Using ForkChain comes with risks that any potential investor should be aware of.Here is a non-exhaustive list of the different risks that can be encountered. It is advised to read and understand the following list before depositing any money into a DeFi protocol and blockchain in general. Although all possible measures have been taken to ensure the safety and security of users’ funds within ForkChain, some inherent risks will always remain. ForkChain is very decentralised. This means users can interact directly with the smart contract.
Smart Contract Vulnerability
Smart contract security has come a long way since its infancy, but it would be irresponsible to claim that security does not remain a major issue for smart contracts and dapps (decentralised applications). Hackers still find opportunities to steal cryptocurrency and exploit vulnerabilities in smart contracts as they are deployed to various networks. Investors should take the time to research any given DeFi product before they invest their funds. Things to look for before investing: The experience, or identity, of the developers behind the project. It’s not unusual for developers of cryptocurrency projects to remain anonymous, but knowing the identity of the person or team behind the project can provide useful insight when researching a given protocol. Completed security audits (although audits do not guarantee the smart contract cannot be hacked). Reputation of the project – users should always do their own research.

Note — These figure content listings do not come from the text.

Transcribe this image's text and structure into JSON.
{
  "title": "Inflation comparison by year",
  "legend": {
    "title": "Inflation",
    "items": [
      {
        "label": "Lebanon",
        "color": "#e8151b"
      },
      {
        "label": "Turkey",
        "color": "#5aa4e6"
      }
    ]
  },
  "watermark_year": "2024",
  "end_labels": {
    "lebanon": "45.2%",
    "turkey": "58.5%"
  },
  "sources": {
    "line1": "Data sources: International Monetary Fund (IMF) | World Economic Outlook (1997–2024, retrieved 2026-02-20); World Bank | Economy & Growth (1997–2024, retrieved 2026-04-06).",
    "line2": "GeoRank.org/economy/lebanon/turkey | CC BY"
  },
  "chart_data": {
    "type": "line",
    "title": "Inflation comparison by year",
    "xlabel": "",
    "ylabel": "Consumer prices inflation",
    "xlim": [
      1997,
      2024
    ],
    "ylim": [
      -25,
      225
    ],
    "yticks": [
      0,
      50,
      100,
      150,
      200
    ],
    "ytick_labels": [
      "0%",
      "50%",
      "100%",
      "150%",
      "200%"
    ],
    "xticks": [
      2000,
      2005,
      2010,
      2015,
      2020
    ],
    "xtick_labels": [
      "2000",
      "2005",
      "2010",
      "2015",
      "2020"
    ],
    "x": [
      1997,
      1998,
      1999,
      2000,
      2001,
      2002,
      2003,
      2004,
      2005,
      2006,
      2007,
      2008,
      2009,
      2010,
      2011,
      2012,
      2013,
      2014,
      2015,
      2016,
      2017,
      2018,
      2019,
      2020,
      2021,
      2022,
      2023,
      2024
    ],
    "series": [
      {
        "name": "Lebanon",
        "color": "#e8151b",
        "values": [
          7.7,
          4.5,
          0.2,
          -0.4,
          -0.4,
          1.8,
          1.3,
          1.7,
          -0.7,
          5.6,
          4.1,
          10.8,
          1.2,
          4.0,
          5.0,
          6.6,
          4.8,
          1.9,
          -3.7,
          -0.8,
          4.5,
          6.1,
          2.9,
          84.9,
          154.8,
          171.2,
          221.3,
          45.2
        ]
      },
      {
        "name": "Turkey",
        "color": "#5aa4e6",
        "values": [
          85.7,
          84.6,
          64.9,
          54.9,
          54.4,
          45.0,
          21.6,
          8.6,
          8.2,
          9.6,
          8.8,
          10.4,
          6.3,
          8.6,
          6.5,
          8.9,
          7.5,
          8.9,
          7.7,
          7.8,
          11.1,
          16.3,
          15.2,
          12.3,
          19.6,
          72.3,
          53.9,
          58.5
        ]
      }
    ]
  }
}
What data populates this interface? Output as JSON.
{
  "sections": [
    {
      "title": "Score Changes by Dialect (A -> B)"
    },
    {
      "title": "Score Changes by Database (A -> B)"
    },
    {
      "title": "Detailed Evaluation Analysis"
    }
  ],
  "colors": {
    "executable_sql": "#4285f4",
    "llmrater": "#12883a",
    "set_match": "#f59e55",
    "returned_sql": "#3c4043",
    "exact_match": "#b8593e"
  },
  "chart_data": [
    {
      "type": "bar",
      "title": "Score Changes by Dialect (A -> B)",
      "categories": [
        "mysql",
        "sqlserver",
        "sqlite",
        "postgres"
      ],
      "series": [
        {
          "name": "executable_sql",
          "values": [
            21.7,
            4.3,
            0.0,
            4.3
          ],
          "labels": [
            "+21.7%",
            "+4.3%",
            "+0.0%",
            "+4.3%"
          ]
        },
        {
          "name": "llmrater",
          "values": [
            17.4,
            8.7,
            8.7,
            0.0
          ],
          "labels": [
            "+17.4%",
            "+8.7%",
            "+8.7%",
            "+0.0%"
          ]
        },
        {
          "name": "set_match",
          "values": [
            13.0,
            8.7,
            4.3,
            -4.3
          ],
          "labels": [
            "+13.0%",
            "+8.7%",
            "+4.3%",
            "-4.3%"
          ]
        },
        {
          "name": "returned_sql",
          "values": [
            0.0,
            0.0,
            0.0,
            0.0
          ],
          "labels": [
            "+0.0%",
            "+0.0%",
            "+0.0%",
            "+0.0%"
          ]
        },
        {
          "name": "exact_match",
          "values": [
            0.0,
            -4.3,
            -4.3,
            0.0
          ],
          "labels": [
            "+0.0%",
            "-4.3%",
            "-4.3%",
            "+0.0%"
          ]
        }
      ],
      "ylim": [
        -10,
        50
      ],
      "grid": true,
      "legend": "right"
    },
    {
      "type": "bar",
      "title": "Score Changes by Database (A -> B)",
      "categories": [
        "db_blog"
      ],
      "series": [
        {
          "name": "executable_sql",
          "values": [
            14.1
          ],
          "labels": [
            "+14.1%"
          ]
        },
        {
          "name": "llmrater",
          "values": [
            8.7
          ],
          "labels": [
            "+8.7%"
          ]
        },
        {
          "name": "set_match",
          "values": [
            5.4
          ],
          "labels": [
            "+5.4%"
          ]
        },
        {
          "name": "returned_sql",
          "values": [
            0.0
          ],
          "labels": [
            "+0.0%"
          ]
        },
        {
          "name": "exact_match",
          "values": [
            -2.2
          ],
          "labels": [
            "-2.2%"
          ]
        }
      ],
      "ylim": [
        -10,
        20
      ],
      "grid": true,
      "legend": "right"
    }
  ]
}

s with traditional financial markets, crypto and DeFi prices are volatile. These changes in price can be quite significant, and a DeFi investor should be comfortable living with these sudden price moves, whether positive or negative for the investor.
ForkChain and the products it interacts with are partly decentralised. This means that users are fully responsible for their own funds. If users somehow lose access to their Crypto wallet, nobody can help them regain access.
If you are buying crypto using EUR or GBP and intend to keep part of it in stablecoins (tokens which are not volatile in price, usually pegged to USD), you will be exposed to an FX risk. Therefore, if the USD decreases in price, your stablecoins will be worth less when converted back to EUR or GBP.